LAUSR

Abstract Ketone bodies are small lipid-derived molecules and the metabolism of ketone bodies interfaces with various physiological processes. 3-Hydroxybutyric acid (3HB) is the most stable ketone body and can be employed to supply energy source. 2-Hydroxybutyric acid (2HB), an isomer of 3HB, was demonstrated to be an early biomarker for both insulin resistance and impaired glucose regulation. Both 2HB and 3HB are chiral carboxylic acids and exist in two steric configurations (D/L-2HB and D/L-3HB). It is difficult for these enantiomers to be differentiated by routine analytical methods In the current study, we developed a strategy by chiral derivatization coupled with liquid chromatography/mass spectrometry (LC-ESI-MS) analysis for simultaneous determination of D-2HB, L-2HB, D-3HB and L-3HB enantiomers. (S)-(+)-1-(2-Pyrrolidinylmethyl)-pyrrolidine (PMP) was used for efficient labeling of HBs. Our results showed that the retention behavior of D/L-2HB and D/L-3HB enantiomers was greatly improved after labeling by PMP and the four derivatives can be distinctly separated on C18 reversed-phase column.

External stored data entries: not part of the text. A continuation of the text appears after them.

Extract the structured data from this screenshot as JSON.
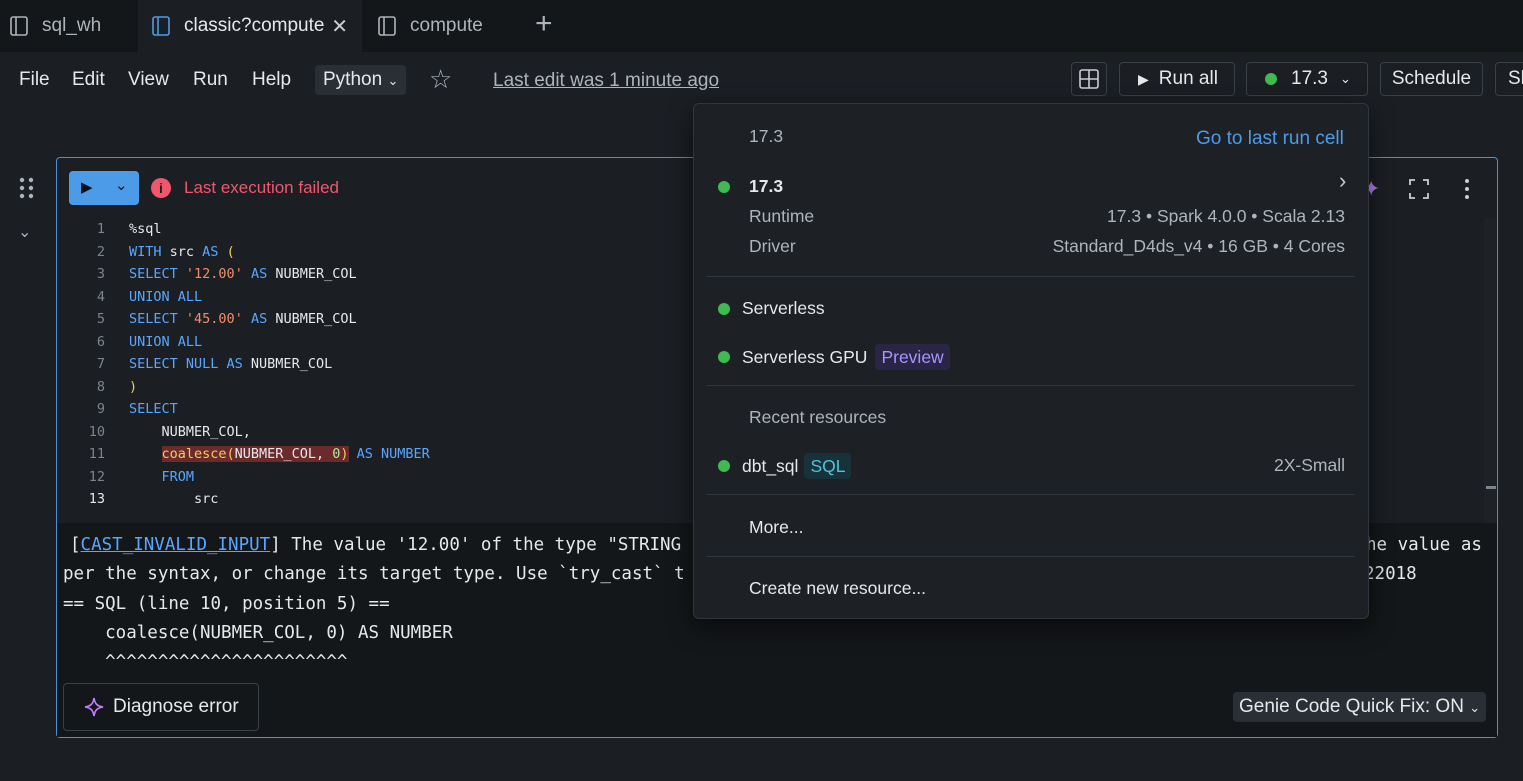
{
  "tabs": [
    {
      "label": "sql_wh",
      "icon": "notebook-icon",
      "active": false
    },
    {
      "label": "classic?compute",
      "icon": "notebook-icon",
      "active": true
    },
    {
      "label": "compute",
      "icon": "notebook-icon",
      "active": false
    }
  ],
  "menu": {
    "file": "File",
    "edit": "Edit",
    "view": "View",
    "run": "Run",
    "help": "Help",
    "language": "Python",
    "last_edit": "Last edit was 1 minute ago"
  },
  "toolbar": {
    "run_all": "Run all",
    "compute": "17.3",
    "schedule": "Schedule",
    "share_partial": "Sh"
  },
  "cell": {
    "status": "Last execution failed",
    "code_lines": [
      "1",
      "2",
      "3",
      "4",
      "5",
      "6",
      "7",
      "8",
      "9",
      "10",
      "11",
      "12",
      "13"
    ],
    "output": {
      "error_code": "CAST_INVALID_INPUT",
      "line1_rest": "] The value '12.00' of the type \"STRING",
      "line1_end": "he value as",
      "line2": "per the syntax, or change its target type. Use `try_cast` t",
      "line2_end": "22018",
      "line3": "== SQL (line 10, position 5) ==",
      "line4": "    coalesce(NUBMER_COL, 0) AS NUMBER",
      "line5": "    ^^^^^^^^^^^^^^^^^^^^^^^"
    },
    "diagnose": "Diagnose error",
    "genie": "Genie Code Quick Fix: ON"
  },
  "dropdown": {
    "header_version": "17.3",
    "go_to_last": "Go to last run cell",
    "cluster_name": "17.3",
    "runtime_label": "Runtime",
    "runtime_value": "17.3 • Spark 4.0.0 • Scala 2.13",
    "driver_label": "Driver",
    "driver_value": "Standard_D4ds_v4 • 16 GB • 4 Cores",
    "serverless": "Serverless",
    "serverless_gpu": "Serverless GPU",
    "preview_badge": "Preview",
    "recent_resources": "Recent resources",
    "dbt_sql": "dbt_sql",
    "sql_badge": "SQL",
    "dbt_size": "2X-Small",
    "more": "More...",
    "create_new": "Create new resource..."
  },
  "colors": {
    "accent": "#4c9be8",
    "error": "#f2566d",
    "status_green": "#3fb950"
  }
}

Moreover, PMP chiral derivatization greatly enhanced the detection sensitivities of HBs up to 55.3 folds because of the introduction of easily ionizable tertiary amino group. Using this method, we simultaneously quantified D-2HB, L-2HB, D-3HB, and L-3HB enantiomers in human renal cell carcinoma (RCC) tissues and the tumor adjacent normal tissues. The result demonstrated that both D-3HB and L-3HB can be detected in human renal tissues, however, only L-2HB was detected in human renal tissues. In addition, the quantification results showed that the contents of D-3HB were approximate 10 folds higher than L-3HB. Taken together, the developed method offered an efficient approach for the sensitive analysis of D/L-2HB and D/L-3HB enantiomers, which may facilitate the in-depth study of the functions of HBs.